We joined a guided tour who was led by a wonderful story teller. This is what we learned from her:
- Margaret Mitchell had 2 husbands; her 2nd husband, John was the best man of her first husband. In fact, at a point of time, she was dating both of them at the same time.
- Margaret Mitchell loved to dance.
- Margaret Mitchell was a Pulitzer Prize winner for the novel “Gone With The Wind”.
- Margaret Mitchell was a journalist for the Atlanta Journal.
- Margaret Mitchell was also known as Peggy.
- Margaret Mitchell was only 4 feet 11 inches tall.
- Margaret Mitchell wrote “Gone With The Wind” while she was house bound recovering from a foot injury.
- Margaret Mitchell lived from 1900 to 1949; she died of an automobile accident.
Some of Margaret Mitchell’s childhood artwork and writing.
The above was the contract for the publishing of the novel “Gone With The Wind”.
This is just one of the house that Margaret Mitchell lived in before.

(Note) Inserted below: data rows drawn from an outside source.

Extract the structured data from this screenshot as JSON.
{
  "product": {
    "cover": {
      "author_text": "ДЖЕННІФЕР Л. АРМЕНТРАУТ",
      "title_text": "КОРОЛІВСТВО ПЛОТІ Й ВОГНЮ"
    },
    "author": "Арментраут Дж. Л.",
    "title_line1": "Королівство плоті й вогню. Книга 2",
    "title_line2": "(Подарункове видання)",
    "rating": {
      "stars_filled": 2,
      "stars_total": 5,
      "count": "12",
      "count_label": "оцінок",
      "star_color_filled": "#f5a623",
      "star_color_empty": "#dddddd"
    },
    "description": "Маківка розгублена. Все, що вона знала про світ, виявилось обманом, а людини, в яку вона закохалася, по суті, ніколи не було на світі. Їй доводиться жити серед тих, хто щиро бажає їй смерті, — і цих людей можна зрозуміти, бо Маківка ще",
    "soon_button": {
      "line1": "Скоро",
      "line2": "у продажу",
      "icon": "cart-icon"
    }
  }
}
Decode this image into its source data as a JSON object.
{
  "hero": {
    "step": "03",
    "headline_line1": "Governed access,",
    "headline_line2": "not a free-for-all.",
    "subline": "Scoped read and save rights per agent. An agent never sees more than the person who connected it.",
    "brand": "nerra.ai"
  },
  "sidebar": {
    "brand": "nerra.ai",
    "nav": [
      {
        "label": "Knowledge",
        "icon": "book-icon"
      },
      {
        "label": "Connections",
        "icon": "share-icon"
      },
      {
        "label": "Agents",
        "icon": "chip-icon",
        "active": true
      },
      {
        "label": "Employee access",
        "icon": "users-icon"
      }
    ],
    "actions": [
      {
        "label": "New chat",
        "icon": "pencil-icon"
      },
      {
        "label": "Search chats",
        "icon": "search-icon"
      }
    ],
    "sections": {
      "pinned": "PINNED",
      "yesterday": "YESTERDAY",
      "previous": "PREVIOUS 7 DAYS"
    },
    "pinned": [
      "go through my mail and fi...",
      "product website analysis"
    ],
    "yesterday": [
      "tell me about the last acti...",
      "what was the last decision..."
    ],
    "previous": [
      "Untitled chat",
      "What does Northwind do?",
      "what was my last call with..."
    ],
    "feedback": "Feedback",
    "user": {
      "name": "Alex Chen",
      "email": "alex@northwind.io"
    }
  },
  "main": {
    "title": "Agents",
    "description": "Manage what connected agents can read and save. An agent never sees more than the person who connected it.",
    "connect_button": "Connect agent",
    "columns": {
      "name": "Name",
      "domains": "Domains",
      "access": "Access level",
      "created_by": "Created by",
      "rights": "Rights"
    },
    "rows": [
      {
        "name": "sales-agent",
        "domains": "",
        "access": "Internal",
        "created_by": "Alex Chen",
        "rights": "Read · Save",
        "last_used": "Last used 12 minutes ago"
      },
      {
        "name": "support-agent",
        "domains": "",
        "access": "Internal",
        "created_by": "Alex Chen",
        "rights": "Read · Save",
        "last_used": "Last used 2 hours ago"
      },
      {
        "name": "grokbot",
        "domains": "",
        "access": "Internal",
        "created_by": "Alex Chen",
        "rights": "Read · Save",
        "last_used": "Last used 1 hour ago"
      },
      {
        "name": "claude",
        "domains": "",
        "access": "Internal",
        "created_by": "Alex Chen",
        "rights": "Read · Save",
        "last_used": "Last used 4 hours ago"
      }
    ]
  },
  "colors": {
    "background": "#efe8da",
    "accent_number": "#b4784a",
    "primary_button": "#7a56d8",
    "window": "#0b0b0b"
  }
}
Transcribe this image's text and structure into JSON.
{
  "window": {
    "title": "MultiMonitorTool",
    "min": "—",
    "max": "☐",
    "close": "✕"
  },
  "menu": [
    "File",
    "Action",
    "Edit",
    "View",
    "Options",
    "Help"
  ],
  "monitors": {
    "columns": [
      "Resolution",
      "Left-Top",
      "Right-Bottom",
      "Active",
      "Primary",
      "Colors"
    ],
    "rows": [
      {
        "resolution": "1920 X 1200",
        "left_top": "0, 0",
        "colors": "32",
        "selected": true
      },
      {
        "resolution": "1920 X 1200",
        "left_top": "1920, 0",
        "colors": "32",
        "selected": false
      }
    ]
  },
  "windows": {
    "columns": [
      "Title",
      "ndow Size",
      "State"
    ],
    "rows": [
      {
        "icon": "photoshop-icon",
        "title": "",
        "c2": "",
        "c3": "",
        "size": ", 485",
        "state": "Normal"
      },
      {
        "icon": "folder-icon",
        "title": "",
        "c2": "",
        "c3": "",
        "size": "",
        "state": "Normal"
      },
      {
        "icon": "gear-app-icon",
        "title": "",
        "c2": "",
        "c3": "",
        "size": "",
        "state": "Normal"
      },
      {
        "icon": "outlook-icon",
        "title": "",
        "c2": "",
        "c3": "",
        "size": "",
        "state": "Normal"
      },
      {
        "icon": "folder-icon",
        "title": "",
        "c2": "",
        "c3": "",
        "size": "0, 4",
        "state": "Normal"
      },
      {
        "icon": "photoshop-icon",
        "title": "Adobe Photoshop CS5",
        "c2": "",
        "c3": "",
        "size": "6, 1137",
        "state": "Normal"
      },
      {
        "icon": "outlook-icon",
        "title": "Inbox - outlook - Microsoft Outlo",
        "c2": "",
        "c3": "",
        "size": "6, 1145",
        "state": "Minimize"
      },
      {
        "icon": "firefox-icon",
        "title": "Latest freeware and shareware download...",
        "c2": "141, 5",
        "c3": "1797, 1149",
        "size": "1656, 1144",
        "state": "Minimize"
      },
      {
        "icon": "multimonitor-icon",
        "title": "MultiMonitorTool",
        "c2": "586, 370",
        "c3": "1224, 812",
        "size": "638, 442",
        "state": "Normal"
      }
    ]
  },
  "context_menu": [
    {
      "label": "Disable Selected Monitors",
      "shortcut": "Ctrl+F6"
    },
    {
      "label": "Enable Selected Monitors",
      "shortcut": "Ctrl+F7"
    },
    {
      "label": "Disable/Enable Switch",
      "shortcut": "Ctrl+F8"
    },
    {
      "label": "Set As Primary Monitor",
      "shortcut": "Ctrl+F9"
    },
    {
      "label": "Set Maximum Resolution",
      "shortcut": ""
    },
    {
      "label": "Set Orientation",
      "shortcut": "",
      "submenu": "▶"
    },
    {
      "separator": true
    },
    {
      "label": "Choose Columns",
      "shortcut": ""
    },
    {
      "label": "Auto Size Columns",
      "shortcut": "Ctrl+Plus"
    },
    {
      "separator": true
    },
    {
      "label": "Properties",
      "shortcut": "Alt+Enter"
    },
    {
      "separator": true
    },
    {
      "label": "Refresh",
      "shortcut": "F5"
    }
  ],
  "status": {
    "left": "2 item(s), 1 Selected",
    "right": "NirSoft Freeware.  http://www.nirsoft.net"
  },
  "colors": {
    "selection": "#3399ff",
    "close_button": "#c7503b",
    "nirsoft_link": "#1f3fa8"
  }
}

We then walked across the street to visit the Federal Reserve Bank of Atlanta. It’s a self guided tour. No photography is permitted.
In the museum room, we learned about cash and cheque processing, monetary policy and payment services, etc.
The exhibits in the cash corridor include the evolution of money from barter trade to coin to paper money. There is an exhibit on how to different counterfeit USD20. There is also exhibits of large denomination notes from $100 to $100,000.
There is a cash processing viewing area where we can see cash bus with lots of money and a shredded money fountain.